Why was Francis Ford Coppola the ideal director for The Godfather? What special qualities does he bring to the film?

  • Coppola deserves substantial credit for his uncompromising vision and stalwart belief in the actors, setting, story. He insisted on casting Pacino and Brando and keeping the setting consistent with the novel: the 1940s through 1950s.
  • He knew and lived the Italian American experience and understood the family dynamics.
    • Coppola brilliantly weaves themes of the corrupting influence of power and money at the expense of family unity, paring back many other subplots and situations found in Mario Puzo’s novel and focusing more on family ties and ancestral rites of passage in the movie. Consider that the pivotal events in the picture center around a handful of key family gatherings and religious rituals: there are two weddings, a baptism, and a funeral.
    • The way Coppola introduces these players and sets up the interrelationships and familial power structure within the first 30 minutes, during the wedding extended sequence, is like a masterclass in filmmaking, cutting between the dark internal shots of Vito in his office and the multitude of relatives and friends celebrating in the sun-drenched yard outside.
  • Interestingly, Coppola consistently utilizes slow dissolves between scenes to create a dreamlike quality.

What is The Godfather’s greatest gift to viewers?

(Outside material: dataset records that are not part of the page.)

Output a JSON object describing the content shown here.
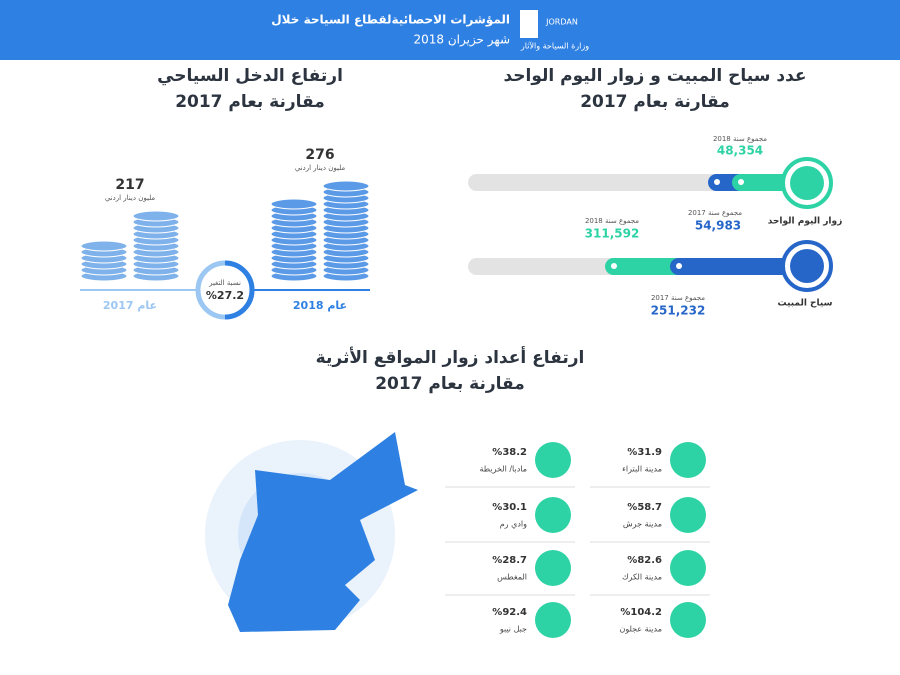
{
  "header": {
    "title": "المؤشرات الاحصائيةلقطاع السياحة خلال",
    "subtitle": "شهر حزيران 2018",
    "logo_text": "JORDAN",
    "ministry": "وزارة السياحة والآثار"
  },
  "income": {
    "title": "ارتفاع الدخل السياحي",
    "subtitle": "مقارنة بعام 2017",
    "value_2017": "217",
    "unit_2017": "مليون دينار اردني",
    "label_2017": "عام 2017",
    "value_2018": "276",
    "unit_2018": "مليون دينار اردني",
    "label_2018": "عام 2018",
    "change_label": "نسبة التغير",
    "change": "%27.2"
  },
  "visitors": {
    "title": "عدد سياح المبيت و زوار اليوم الواحد",
    "subtitle": "مقارنة بعام 2017",
    "rows": [
      {
        "label": "زوار اليوم الواحد",
        "label_2018": "مجموع سنة 2018",
        "value_2018": "48,354",
        "label_2017": "مجموع سنة 2017",
        "value_2017": "54,983"
      },
      {
        "label": "سياح المبيت",
        "label_2018": "مجموع سنة 2018",
        "value_2018": "311,592",
        "label_2017": "مجموع سنة 2017",
        "value_2017": "251,232"
      }
    ]
  },
  "sites": {
    "title": "ارتفاع أعداد زوار المواقع الأثرية",
    "subtitle": "مقارنة بعام 2017",
    "items": [
      {
        "value": "%31.9",
        "name": "مدينة البتراء"
      },
      {
        "value": "%38.2",
        "name": "مادبا/ الخريطة"
      },
      {
        "value": "%58.7",
        "name": "مدينة جرش"
      },
      {
        "value": "%30.1",
        "name": "وادي رم"
      },
      {
        "value": "%82.6",
        "name": "مدينة الكرك"
      },
      {
        "value": "%28.7",
        "name": "المغطس"
      },
      {
        "value": "%104.2",
        "name": "مدينة عجلون"
      },
      {
        "value": "%92.4",
        "name": "جبل نيبو"
      }
    ]
  }
}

  • One of The Godfather’s greatest gifts is that, like the concept of a perpetual motion machine that defies the laws of physics and logic, it never ages. Fifty years have only elevated the stature of what long ago was already considered an exceptional and eternally memorable motion picture thanks to two particular facets: unforgettable scenes and set pieces as well as infinitely quotable lines that have become sacrosanct in pop culture. Brando’s recitation of the film’s most famous line, “I’m going to make him an offer he can’t refuse,” forever brings nostalgic joy to the repeat viewer, regardless of its nefarious true meaning; we can never unsee that decapitated horse head or unhear the screams of Jack Woltz discovering that head; wrapped fish have taken on a whole new connotation since 1972; Michael’s tense meeting with Sollozzo and the police captain will always enthrall; after witnessing how meticulous Clemenza is with culinary matters, as he is with the minutia required of a well-planned murder, we can appreciate why cannoli is worth saving, even if we’ve never actually tasted this Italian confection; and the film’s concluding baptism montage juxtaposing a holy rite with shrewdly orchestrated acts of carnage, set to some downright eerie church organ music and superbly edited, is legend-making stuff that continues to demonstrate why Coppola was probably the finest American filmmaker of the 1970s.
  • Another greatest gift is the scintillating cinematography of Gordon Willis. He immediately establishes the dark emotional milieu of this Cosa Nostra epic with his dimly lit, darkly furnished Corleone office, the perfect lair for backroom dirty-dealing and king-making. He contrasts the deep browns and engulfing blacks of Vito’s restricted sanctum with the sun-saturated outdoor shots of the wedding to create a visually and emotionally contrasting lighting palette. And Willis shows throughout the film, with moderately to predominantly dark compositions, how shades of doubt, fear, anger, and weariness can engulf one or more characters.